The setup means much of the play features Gero or O’Connor slumped over in a chair as Morris circles them with questions. Luckily, the casting here makes it so that these CSI-esque scenes turn into a clinic of acting with depth. Both Gero and O’Connor do fine work in that chair, answering each question with caution, their words carrying the weight of what is happening in their minds. Fernandez-Coffey is solid as Morris and Tim Getman plays a Hideaway visitor with subtle complexity, but the true highlights here come from the veteran savvy of O’Connor and Gero.

The acting is good, but the visual aspects of this play enter the realm of great. The set is cold and gray in the real-world interrogations and vibrant and teeming with possibility as the Nether. The use of projections on a background screen make for quick-changing landscapes but also the ability to slightly see characters behind the backdrop when the lighting so chooses. This glimpse of who someone hiding behind a screen is a beautiful metaphor for the way we’re always hiding behind something on the Internet. We each have a screen in front of us, in more ways than one.
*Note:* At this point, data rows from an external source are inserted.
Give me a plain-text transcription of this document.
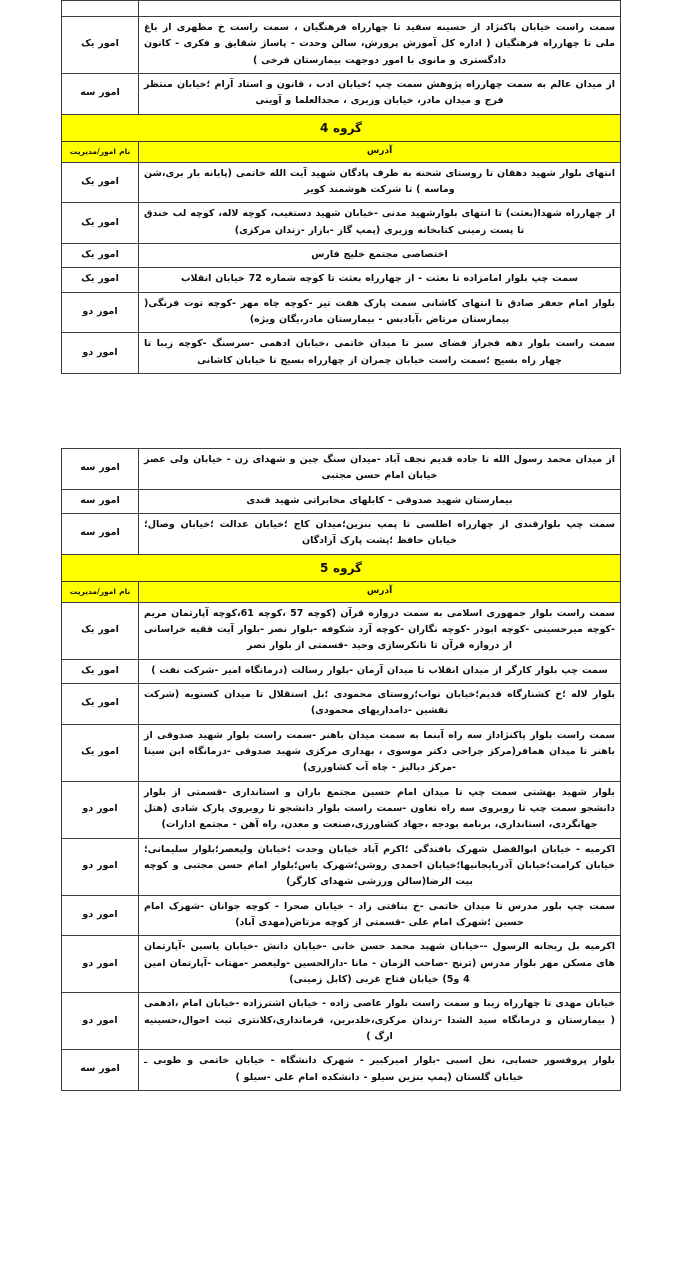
سمت راست خیابان پاکنژاد از حسینه سفید تا چهارراه فرهنگیان ، سمت راست خ مطهری از باغ ملی تا چهارراه فرهنگیان ( اداره کل آموزش پرورش، سالن وحدت - پاساژ شقایق و فکری - کانون دادگستری و مانوی با امور دوجهت بیمارستان فرخی )	امور یک
از میدان عالم به سمت چهارراه پژوهش سمت چپ ؛خیابان ادب ، قانون و استاد آرام ؛خیابان منتظر فرج و میدان مادر، خیابان وزیری ، مجدالعلما و آوینی	امور سه
گروه 4	
آدرس	نام امور/مدیریت
انتهای بلوار شهید دهقان تا روستای شحنه به طرف پادگان شهید آیت الله خاتمی (پایانه بار بری،شن وماسه ) تا شرکت هوشمند کویر	امور یک
از چهارراه شهدا(بعثت) تا انتهای بلوارشهید مدنی -خیابان شهید دستغیب، کوچه لاله، کوچه لب خندق تا پست زمینی کتابخانه وزیری (پمپ گاز -بازار -زندان مرکزی)	امور یک
اختصاصی مجتمع خلیج فارس	امور یک
سمت چپ بلوار امامزاده تا بعثت - از چهارراه بعثت تا کوچه شماره 72 خیابان انقلاب	امور یک
بلوار امام جعفر صادق تا انتهای کاشانی سمت پارک هفت تیر -کوچه چاه مهر -کوچه توت فرنگی( بیمارستان مرتاض ،آبادیس - بیمارستان مادر،یگان ویژه)	امور دو
سمت راست بلوار دهه فجراز فضای سبز تا میدان خاتمی ،خیابان ادهمی -سرسنگ -کوچه زیبا تا چهار راه بسیج ؛سمت راست خیابان چمران از چهارراه بسیج تا خیابان کاشانی	امور دو
از میدان محمد رسول الله تا جاده قدیم نجف آباد -میدان سنگ چین و شهدای زن - خیابان ولی عصر خیابان امام حسن مجتبی	امور سه
بیمارستان شهید صدوقی - کابلهای مخابراتی شهید قندی	امور سه
سمت چپ بلوارقندی از چهارراه اطلسی تا پمپ بنزین؛میدان کاج ؛خیابان عدالت ؛خیابان وصال؛خیابان حافظ ؛پشت پارک آزادگان	امور سه
گروه 5	
آدرس	نام امور/مدیریت
سمت راست بلوار جمهوری اسلامی به سمت دروازه قرآن (کوچه 57 ،کوچه 61،کوچه آپارتمان مریم -کوچه میرحسینی -کوچه ابوذر -کوچه نگاران -کوچه آرد شکوفه -بلوار نصر -بلوار آیت فقیه خراسانی از دروازه قرآن تا تانکرسازی وحید -قسمتی از بلوار نصر	امور یک
سمت چپ بلوار کارگر از میدان انقلاب تا میدان آرمان -بلوار رسالت (درمانگاه امیر -شرکت نفت )	امور یک
بلوار لاله ؛خ کشنارگاه قدیم؛خیابان نواب؛روستای محمودی ؛بل استقلال تا میدان کسنویه (شرکت نقشین -دامداریهای محمودی)	امور یک
سمت راست بلوار پاکنژاداز سه راه آبنما به سمت میدان باهنر -سمت راست بلوار شهید صدوقی از باهنر تا میدان همافر(مرکز جراحی دکتر موسوی ، بهداری مرکزی شهید صدوقی -درمانگاه ابن سینا -مرکز دیالیز - چاه آب کشاورزی)	امور یک
بلوار شهید بهشتی سمت چپ تا میدان امام حسین مجتمع باران و استانداری -قسمتی از بلوار دانشجو سمت چپ تا روبروی سه راه تعاون -سمت راست بلوار دانشجو تا روبروی پارک شادی (هتل جهانگردی، استانداری، برنامه بودجه ،جهاد کشاورزی،صنعت و معدن، راه آهن - مجتمع ادارات)	امور دو
اکرمیه - خیابان ابوالفضل شهرک بافندگی ؛اکرم آباد خیابان وحدت ؛خیابان ولیعصر؛بلوار سلیمانی؛ خیابان کرامت؛خیابان آذربایجانیها؛خیابان احمدی روشن؛شهرک یاس؛بلوار امام حسن مجتبی و کوچه بیت الرضا(سالن ورزشی شهدای کارگر)	امور دو
سمت چپ بلور مدرس تا میدان خاتمی -خ بنافتی زاد - خیابان صحرا - کوچه جوانان -شهرک امام حسین ؛شهرک امام علی -قسمتی از کوچه مرتاض(مهدی آباد)	امور دو
اکرمیه بل ریحانه الرسول --خیابان شهید محمد حسن خانی -خیابان دانش -خیابان یاسین -آپارتمان های مسکن مهر بلوار مدرس (ترنج -صاحب الزمان - مانا -دارالحسین -ولیعصر -مهتاب -آپارتمان امین 4 و5) خیابان فتاح غربی (کابل زمینی)	امور دو
خیابان مهدی تا چهارراه زیبا و سمت راست بلوار عاصی زاده - خیابان اشترزاده -خیابان امام ،ادهمی ( بیمارستان و درمانگاه سید الشدا -زندان مرکزی،خلدبرین، فرمانداری،کلانتری ثبت احوال،حسینیه ارگ )	امور دو
بلوار پروفسور حسابی، نعل اسبی -بلوار امیرکبیر - شهرک دانشگاه - خیابان خاتمی و طوبی ـ خیابان گلستان (پمپ بنزین سیلو - دانشکده امام علی -سیلو )	امور سه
Despite these aesthetic accomplishments, the Nether is still not a play that is easily enjoyed. The themes it deals with are dark, and the questions it asks are complex. The overt attempts to show us the pitfalls of our increasing attachment to the Web are also not much fun to stomach, but that is more of an accomplishment than anything to nitpick. More than that, the play explores the differences between thought crime and real crime, what really defines romantic connection and the idea of the physical body as a prison.

Sticking with the Nether as it takes deep dives into some of these complex questions is tough. But seeing that on the surface, this dystopia relates to our reality in very clear ways, is not.